Entrei na fila e, enquanto ela se arrastava, eu corria para a sombra das árvores para diminuir meu sofrimento. Tirar a jaqueta não era boa opção já que suo em demasia e sofreria em dobro para recolocá-la. Vestir as luvas com as mãos suadas já estava sendo bastante difícil (lembrar de levar talco na próxima). Idem para o capacete. Abasteci a moto até o talo e desci para me hidratar e comer uma medialuna.

Ali, conversei com o Marcelo, um argentino que estava em uma Honda indo em direção a Villa La Angostura. Possuía amplo conhecimento das estradas, tanto argentinas quanto chilenas, e foi ele quem me deu a notícia de que o caminho para Villa Pehuenia (cerca de 150km) era quase que totalmente formado por estrada de rípio, excetuando-se um pequeno trecho em Aluminé. Aquela notícia foi um quase choque, mais ainda quando ele falou que os primeiros 40km estavam em mau estado de conservação, mas que, caso eu tivesse paciência e cuidado, eu e a inglesinha (uma estradeira pura) passaríamos sem problemas.

Retornando para a moto, que havia ficado sob o sol escaldante, tomei um grande susto: o combustível estava vazando diretamente no motor e formava uma poça no chão. Instintivamente, abri o bocal do tanque e nivelei a moto, o que estancou o vazamento de imediato. O Marcelo, que estava mais calmo, viu que era apenas o respiro do tanque que estava cumprindo sua função devido ao forte calor. O problema real era que a mangueira do respiro não estava conectada.

Nos despedimos, ele me desejou boa sorte e parti antes que o calor ficasse pior do que já estava. Logo, acessei o primeiro trecho de 90km de rípio e, confesso, fiquei preocupado. Surgiu uma pequena voz interior: “desista e retorne.....desista e retorne.....desista e retorne.....”. Ignorei-a, respirei fundo e resolvi abstrair o tempo que aquele trecho levaria. O odômetro, como de praxe, estava em modo não visual.

Dei uma batidinha lateral no tanque da inglesinha e disse “vamos lá, garota”. Não sei precisar o tempo que levei naquele trajeto. Talvez três ou quatro horas até chegar ao posto de informações turísticas em Aluminé. Não sei. Suava em bicas. Para quem viaja de moto, proteção é fundamental e a jaqueta, além de ser de tecido grosso, possui “armadura”, tornando ainda mais desconfortável a sensação causada pelo forte sol. Mas, como o risco de queda é alto ao atravessar uma estrada daquelas, não existe a opção “retirar a jaqueta”. Isso é impensável.
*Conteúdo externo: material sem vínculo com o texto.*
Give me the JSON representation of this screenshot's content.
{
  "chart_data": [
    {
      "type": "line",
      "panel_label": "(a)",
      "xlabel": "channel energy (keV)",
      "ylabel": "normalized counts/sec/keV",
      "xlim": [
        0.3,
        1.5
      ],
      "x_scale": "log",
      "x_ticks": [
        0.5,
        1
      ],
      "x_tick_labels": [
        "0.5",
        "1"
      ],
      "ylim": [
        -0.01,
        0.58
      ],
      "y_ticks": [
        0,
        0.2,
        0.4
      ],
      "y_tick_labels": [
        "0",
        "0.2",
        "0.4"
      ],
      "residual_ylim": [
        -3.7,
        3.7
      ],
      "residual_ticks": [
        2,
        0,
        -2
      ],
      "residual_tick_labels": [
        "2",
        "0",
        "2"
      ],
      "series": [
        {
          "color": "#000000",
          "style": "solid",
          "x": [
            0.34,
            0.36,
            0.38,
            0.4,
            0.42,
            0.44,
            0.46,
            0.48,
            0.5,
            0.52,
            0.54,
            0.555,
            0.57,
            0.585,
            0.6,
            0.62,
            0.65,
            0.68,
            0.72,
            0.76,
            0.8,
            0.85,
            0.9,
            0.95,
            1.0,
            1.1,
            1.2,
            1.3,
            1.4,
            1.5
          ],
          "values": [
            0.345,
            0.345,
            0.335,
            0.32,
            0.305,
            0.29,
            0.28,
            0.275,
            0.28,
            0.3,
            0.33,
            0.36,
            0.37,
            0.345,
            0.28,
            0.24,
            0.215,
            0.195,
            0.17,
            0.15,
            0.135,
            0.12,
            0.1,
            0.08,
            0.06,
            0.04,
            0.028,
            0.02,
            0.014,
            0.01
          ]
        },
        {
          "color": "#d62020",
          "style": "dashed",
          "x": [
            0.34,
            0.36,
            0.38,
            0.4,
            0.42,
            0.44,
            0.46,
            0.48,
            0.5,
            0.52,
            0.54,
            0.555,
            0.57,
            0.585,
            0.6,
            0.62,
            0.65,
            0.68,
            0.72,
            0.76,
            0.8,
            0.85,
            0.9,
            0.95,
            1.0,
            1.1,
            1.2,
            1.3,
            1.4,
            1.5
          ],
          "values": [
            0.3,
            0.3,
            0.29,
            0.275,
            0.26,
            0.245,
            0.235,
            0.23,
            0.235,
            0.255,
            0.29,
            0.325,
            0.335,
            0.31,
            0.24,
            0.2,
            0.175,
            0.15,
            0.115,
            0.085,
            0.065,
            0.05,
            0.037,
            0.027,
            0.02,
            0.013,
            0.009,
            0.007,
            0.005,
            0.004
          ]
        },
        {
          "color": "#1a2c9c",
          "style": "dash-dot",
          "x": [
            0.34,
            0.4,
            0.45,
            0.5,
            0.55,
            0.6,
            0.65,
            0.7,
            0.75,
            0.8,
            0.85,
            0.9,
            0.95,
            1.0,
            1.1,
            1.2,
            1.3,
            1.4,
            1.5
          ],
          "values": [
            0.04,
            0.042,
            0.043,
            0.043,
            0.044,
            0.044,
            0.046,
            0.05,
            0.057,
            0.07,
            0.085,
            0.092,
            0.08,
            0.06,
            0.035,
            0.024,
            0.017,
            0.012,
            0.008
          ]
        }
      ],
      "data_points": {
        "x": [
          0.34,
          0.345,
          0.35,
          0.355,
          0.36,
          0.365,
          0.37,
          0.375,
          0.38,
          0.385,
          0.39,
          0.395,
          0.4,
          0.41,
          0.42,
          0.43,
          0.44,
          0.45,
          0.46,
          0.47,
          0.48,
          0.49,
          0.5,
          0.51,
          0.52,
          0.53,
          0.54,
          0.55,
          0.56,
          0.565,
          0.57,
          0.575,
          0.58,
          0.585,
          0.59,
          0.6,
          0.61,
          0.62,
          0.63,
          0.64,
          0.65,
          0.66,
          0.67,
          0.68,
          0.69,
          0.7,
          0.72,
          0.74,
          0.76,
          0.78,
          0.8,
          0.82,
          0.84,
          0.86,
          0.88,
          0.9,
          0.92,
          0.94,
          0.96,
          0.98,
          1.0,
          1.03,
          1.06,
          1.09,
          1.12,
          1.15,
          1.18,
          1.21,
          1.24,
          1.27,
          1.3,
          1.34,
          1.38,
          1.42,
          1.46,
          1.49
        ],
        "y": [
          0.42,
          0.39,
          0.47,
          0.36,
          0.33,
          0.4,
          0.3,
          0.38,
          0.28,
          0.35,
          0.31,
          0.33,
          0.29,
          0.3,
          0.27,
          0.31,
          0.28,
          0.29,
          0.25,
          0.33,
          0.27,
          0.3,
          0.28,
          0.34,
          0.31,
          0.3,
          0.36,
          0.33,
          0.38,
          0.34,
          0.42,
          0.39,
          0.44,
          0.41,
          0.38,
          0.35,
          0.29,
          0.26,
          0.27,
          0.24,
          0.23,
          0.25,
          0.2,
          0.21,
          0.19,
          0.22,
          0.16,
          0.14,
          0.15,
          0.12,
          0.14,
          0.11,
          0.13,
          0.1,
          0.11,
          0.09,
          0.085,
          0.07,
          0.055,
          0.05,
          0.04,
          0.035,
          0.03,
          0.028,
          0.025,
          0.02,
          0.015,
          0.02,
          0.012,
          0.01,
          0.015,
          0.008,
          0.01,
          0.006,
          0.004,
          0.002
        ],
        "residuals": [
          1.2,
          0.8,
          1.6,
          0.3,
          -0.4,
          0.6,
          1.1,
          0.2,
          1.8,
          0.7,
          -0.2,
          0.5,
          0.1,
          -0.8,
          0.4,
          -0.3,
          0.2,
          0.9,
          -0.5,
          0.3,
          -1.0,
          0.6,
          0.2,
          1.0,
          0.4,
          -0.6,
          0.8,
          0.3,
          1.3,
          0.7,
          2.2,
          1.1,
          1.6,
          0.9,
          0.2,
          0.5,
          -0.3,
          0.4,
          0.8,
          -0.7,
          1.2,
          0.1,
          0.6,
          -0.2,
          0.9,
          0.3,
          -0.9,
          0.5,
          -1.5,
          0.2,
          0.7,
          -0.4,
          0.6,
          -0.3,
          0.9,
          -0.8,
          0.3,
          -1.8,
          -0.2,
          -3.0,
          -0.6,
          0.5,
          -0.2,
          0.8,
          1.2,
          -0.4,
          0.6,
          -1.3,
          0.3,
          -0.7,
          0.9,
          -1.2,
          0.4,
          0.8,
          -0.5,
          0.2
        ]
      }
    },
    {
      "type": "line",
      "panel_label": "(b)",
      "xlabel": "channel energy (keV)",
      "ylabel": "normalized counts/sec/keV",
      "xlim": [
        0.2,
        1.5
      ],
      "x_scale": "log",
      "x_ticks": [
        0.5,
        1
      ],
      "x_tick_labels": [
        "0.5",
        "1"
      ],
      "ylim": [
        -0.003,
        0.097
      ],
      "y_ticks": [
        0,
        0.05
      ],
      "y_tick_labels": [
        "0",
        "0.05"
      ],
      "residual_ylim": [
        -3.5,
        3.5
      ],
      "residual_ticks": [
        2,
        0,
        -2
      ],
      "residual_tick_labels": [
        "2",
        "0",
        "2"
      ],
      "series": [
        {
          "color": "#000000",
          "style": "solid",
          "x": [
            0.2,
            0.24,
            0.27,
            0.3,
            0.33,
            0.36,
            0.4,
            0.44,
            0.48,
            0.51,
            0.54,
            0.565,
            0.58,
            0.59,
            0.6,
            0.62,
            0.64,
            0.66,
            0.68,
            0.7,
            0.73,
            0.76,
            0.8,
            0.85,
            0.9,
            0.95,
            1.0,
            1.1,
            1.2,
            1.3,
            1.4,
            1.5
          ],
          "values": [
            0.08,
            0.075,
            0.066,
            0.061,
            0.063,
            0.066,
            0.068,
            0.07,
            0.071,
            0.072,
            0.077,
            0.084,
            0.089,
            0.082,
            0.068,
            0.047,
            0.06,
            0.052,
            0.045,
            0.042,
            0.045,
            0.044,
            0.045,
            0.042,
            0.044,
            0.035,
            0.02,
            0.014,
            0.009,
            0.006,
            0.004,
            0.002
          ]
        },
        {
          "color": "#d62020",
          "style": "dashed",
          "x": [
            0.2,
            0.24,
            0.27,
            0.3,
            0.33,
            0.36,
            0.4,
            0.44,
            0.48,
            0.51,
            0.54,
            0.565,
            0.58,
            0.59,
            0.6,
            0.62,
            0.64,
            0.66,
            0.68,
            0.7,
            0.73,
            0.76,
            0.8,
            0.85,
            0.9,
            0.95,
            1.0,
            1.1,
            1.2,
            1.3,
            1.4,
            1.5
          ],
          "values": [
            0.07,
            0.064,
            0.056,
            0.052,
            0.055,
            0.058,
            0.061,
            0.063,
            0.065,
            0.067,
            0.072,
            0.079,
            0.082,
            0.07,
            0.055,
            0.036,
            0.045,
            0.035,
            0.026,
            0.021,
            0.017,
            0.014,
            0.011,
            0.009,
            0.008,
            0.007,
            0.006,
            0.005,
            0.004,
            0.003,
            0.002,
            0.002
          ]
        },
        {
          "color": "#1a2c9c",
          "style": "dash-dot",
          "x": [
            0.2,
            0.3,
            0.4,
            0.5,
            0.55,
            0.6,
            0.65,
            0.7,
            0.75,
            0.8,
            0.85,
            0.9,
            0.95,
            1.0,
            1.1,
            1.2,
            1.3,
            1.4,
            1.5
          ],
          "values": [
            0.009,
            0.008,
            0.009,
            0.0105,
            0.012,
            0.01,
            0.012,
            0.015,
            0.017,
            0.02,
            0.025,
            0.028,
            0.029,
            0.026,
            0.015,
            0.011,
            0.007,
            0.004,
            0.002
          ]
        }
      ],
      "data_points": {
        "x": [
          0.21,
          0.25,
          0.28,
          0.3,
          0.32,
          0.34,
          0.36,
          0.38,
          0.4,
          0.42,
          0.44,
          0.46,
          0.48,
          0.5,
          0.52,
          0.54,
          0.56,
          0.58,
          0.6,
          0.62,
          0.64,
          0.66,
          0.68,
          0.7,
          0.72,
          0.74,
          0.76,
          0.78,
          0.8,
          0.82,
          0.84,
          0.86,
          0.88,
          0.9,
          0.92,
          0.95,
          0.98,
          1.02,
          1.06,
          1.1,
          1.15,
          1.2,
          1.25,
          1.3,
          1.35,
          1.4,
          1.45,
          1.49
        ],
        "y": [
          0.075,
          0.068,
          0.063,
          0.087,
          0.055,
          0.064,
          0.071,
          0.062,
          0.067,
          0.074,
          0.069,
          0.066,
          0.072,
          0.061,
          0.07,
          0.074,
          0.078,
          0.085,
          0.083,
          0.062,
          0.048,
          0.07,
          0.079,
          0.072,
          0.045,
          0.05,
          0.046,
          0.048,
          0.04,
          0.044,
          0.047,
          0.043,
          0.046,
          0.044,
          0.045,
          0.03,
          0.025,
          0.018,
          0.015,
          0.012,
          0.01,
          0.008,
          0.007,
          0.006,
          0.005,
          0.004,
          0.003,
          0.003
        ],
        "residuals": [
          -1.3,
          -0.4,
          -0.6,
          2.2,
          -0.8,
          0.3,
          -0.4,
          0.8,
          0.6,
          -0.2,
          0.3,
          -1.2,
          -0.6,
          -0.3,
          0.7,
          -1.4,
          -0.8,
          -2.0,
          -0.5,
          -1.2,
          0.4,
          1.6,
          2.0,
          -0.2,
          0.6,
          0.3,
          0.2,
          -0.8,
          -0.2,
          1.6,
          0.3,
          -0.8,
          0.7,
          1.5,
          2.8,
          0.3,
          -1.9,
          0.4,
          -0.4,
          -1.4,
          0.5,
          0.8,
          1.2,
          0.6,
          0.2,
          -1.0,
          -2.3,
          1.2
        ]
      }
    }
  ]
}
Chegando à uma elevação com uma bonita paisagem, resolvi parar para tirar umas fotos. Mas parece que a inglesinha não gostou e resolveu protestar atolando a roda dianteira. Quase caímos. Foi um momento tenso, pois estava na contramão, junto à beira da estrada e com um barranco logo a seguir. Como voltar era impossível, já que o banco de areia se acumulava no sentido lateral da estrada, resolvi fazer uso do potente motor, emparelhar a moto no sentido da via e andar alguns metros para frente até que o banco de areia ficasse menor e eu pudesse retornar. Apesar de aprofundar o atolamento levando a roda traseira ao mesmo problema, foi o que me fez sair daquele perrengue. Melhor deixar as fotos para outro momento.

Obs.: Naquele trecho pensei em minha mãe e em como ela me xingaria, acaso soubesse onde eu estava metido.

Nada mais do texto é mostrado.